Does Fiber Help You Lose Weight
OK, after a long holiday season. I know most of you wants to get rid of those calories that you gain from parties. Right? So, to start with, let's try to know facts that would help us lose some (maybe not all) of the weights that we gain. So, how true is it that Fiber could help us lose weight, or does fiber help you lose weight? Read below to find out.
As far a fiber is concerned. A lot of people said that fiber cancels out calories (how true is it?). If so, can I eat more without gaining weight if the foods are high in fiber?

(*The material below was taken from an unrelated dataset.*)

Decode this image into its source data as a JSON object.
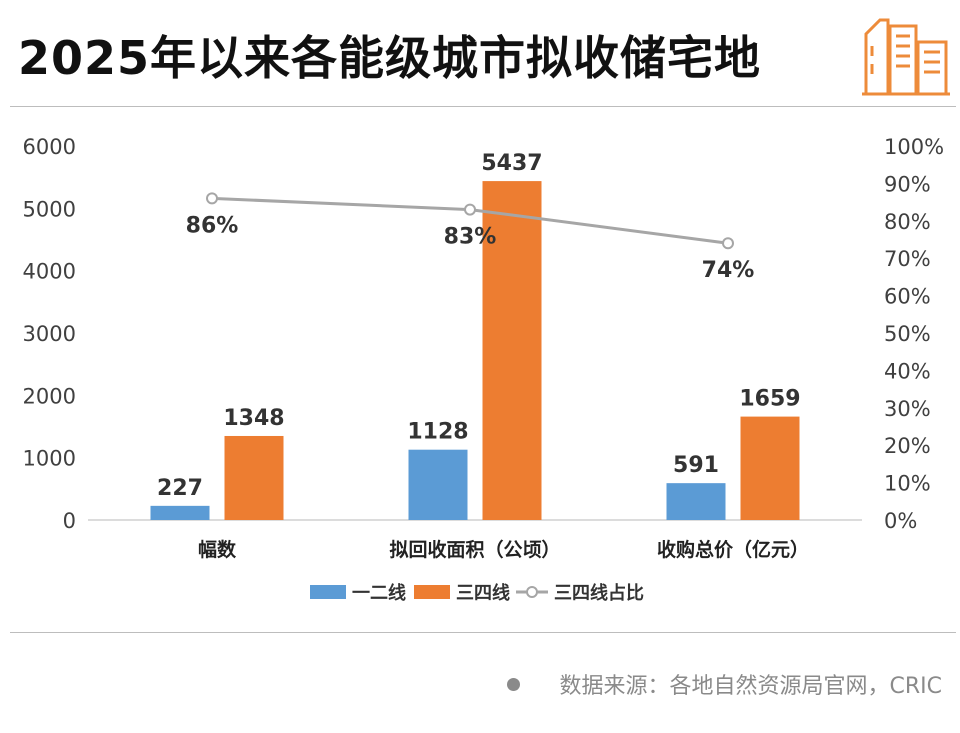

Here's the answer: The truth is, Fiber does not cancel out calories, but, if you are into a diet, it can be your bestfriend to help you lose weight. Want to know why? Simple, it can make you feel full, even if you eat less or consume fewer calories. Speaking of which, you can still eat a lot of fiber-riched foods compared to eating foods which has a low-calorie content. I saw and article that studies regarding the fiber "University review of several studies, researchers found that women who maintained a 2,000 calorie diet but doubled their fiber intake from 14 grams to 28 grams a day lost an average of four pounds in four months." I will include the list of the fiber rich foods that will help you select the foods that you need to eat.
Here are some foods on my list that are rich in fiber:
Food Portion Amount of Fiber
Oat bran, raw 1 ounce 12 g
Wheat bran, raw 1 ounce 12 g
Corn bran, raw 1 ounce 22 g
Rice bran, raw 1 ounce 6 g
Fiber One Bran Cereal 1/2 cup 14 g
All-Bran Cereal 1/2 cup 10 g
Fiber One Chewy Bars 1 bar 9 g
For some common foods, see foods below:
Fruits Serving size Total fiber (grams)*
Raspberries 1 cup 8.0
Pear, with skin 1 medium 5.5
Apple, with skin 1 medium 4.4
Strawberries (halves) 1 1/4 cup 3.8
Banana 1 medium 3.1
Orange 1 medium 3.1
Figs, dried 2 medium 1.6
Raisins 2 tablespoons 1.0
Grains, cereal & pasta Serving size Total fiber (grams)*
Spaghetti, whole-wheat, cooked 1 cup 6.2
Barley, pearled, cooked 1 cup 6.0
Bran flakes 3/4 cup 5.3
Oat bran muffin 1 medium 5.2
Oatmeal, quick, regular or instant, cooked 1 cup 4.0
Popcorn, air-popped 3 cups 3.5
Brown rice, cooked 1 cup 3.5
Bread, rye 1 slice 1.9
Bread, whole-wheat or multigrain 1 slice 1.9
Legumes, nuts & seeds Serving size Total fiber (grams)*
Split peas, cooked 1 cup 16.3
Lentils, cooked 1 cup 15.6
Black beans, cooked 1 cup 15.0
Lima beans, cooked 1 cup 13.2
Baked beans, vegetarian, canned, cooked 1 cup 10.4
Sunflower seed kernels 1/4 cup 3.9
Did you know that fiber along with adequate fluid intake moves quickly and relatively easily through your digestive tract and helps it function properly. A high-fiber diet may also help reduce the risk of heart disease and diabetes.